Dr. Hardy gave the students a preselected list, based on research from multiple sources about landmark United States Supreme Court cases. Students could choose multiple cases and were asked to research them and explain why the cases interested them and why they seemed significant for Black Americans.
After hearing presentations from their classmates, students voted to rank the cases. With only 16 students in the course, the rankings lack the raw numbers to claim broad validity, but Dr. Hardy plans to expand the research in coming semesters. The class ranked these cases as the top five:
1. Brown v. Board of Education of Topeka, Kansas (1954): By unanimous decision of the U.S. Supreme Court Justices, this case granted equal education to Black Americans and ruled against school segregation.
2. Loving v. Virginia (1967): In another unanimous decision, Virginia laws that barred interracial marriage were struck down (the state also barred interracial sex), setting precedent to strike down similar laws in other states.
3. Dred Scott v. Sandford (1857): Under the Fifth Amendment of the U.S. Constitution, slaves were considered property and not citizens. The upholding of this Amendment heightened tensions regarding slavery that eventually led to the Civil War.

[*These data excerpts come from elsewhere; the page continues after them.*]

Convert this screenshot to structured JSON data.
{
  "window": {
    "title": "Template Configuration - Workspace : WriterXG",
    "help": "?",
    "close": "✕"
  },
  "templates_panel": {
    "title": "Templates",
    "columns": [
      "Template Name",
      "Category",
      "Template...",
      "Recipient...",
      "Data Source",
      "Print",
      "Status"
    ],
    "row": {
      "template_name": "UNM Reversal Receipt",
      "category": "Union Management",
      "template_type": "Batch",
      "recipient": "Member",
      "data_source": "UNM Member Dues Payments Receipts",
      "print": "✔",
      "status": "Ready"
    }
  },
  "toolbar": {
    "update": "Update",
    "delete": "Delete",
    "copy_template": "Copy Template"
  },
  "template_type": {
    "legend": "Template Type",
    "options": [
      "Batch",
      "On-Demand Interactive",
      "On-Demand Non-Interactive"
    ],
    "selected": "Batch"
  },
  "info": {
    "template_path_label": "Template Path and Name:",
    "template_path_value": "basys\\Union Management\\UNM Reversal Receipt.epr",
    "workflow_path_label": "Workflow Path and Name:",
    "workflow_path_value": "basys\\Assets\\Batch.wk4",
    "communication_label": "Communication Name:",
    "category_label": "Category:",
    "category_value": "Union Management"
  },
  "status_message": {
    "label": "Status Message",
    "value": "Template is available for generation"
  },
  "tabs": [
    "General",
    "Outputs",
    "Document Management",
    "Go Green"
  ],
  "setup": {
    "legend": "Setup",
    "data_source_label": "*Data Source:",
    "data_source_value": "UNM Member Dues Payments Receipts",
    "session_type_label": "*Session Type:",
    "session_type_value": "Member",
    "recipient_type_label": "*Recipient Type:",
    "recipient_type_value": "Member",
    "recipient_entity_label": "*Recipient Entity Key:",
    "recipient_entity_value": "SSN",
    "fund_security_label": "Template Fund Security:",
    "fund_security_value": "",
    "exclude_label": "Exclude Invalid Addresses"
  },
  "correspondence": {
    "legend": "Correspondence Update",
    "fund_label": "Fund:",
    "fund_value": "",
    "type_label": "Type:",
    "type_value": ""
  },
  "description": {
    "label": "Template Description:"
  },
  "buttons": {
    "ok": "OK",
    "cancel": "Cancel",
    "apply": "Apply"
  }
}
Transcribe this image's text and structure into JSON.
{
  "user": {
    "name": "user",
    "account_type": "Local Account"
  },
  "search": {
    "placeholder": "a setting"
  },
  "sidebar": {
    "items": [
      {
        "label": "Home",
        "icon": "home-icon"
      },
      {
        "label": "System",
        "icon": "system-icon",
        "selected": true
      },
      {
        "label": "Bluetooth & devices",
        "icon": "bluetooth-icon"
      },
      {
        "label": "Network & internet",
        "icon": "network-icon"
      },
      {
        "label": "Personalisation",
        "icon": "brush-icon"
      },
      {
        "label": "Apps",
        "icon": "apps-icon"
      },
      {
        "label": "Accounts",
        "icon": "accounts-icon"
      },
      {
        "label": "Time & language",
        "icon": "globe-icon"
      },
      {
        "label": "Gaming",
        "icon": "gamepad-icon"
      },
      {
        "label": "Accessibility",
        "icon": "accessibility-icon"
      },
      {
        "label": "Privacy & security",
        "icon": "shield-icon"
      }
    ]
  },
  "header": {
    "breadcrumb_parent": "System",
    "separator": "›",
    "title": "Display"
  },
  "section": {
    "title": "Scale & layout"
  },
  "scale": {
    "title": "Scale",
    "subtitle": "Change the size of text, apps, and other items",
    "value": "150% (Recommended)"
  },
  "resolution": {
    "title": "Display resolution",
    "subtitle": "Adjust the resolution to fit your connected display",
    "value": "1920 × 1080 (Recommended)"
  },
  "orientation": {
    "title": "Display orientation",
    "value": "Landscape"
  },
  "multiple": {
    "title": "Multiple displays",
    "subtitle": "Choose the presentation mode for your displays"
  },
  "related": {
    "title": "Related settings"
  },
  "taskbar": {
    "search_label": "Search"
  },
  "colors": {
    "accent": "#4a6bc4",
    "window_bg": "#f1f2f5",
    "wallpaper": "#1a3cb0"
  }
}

4. State of Missouri ex. rel. Gaines v. Canada, University of Missouri (1938): The case involved a Black man denied law school entry and Missouri’s plan to instead pay for his out-of-state education. The court ruled that the state’s plan was inadequate.
5. Shelley v. Kraemer (1948): This case involved discrimination against the Shelley family and outlawed race-based policies for selling residential housing property. It was a unanimous decision.
“It was interesting to see how the Loving case was ranked as high as the renowned Brown case,” says Dr. Hardy, “because many students did not know states had ever banned interracial marriages and were shocked to learn that.”
Of the 16 cases that the students researched, only eight received votes as influential to Black Americans.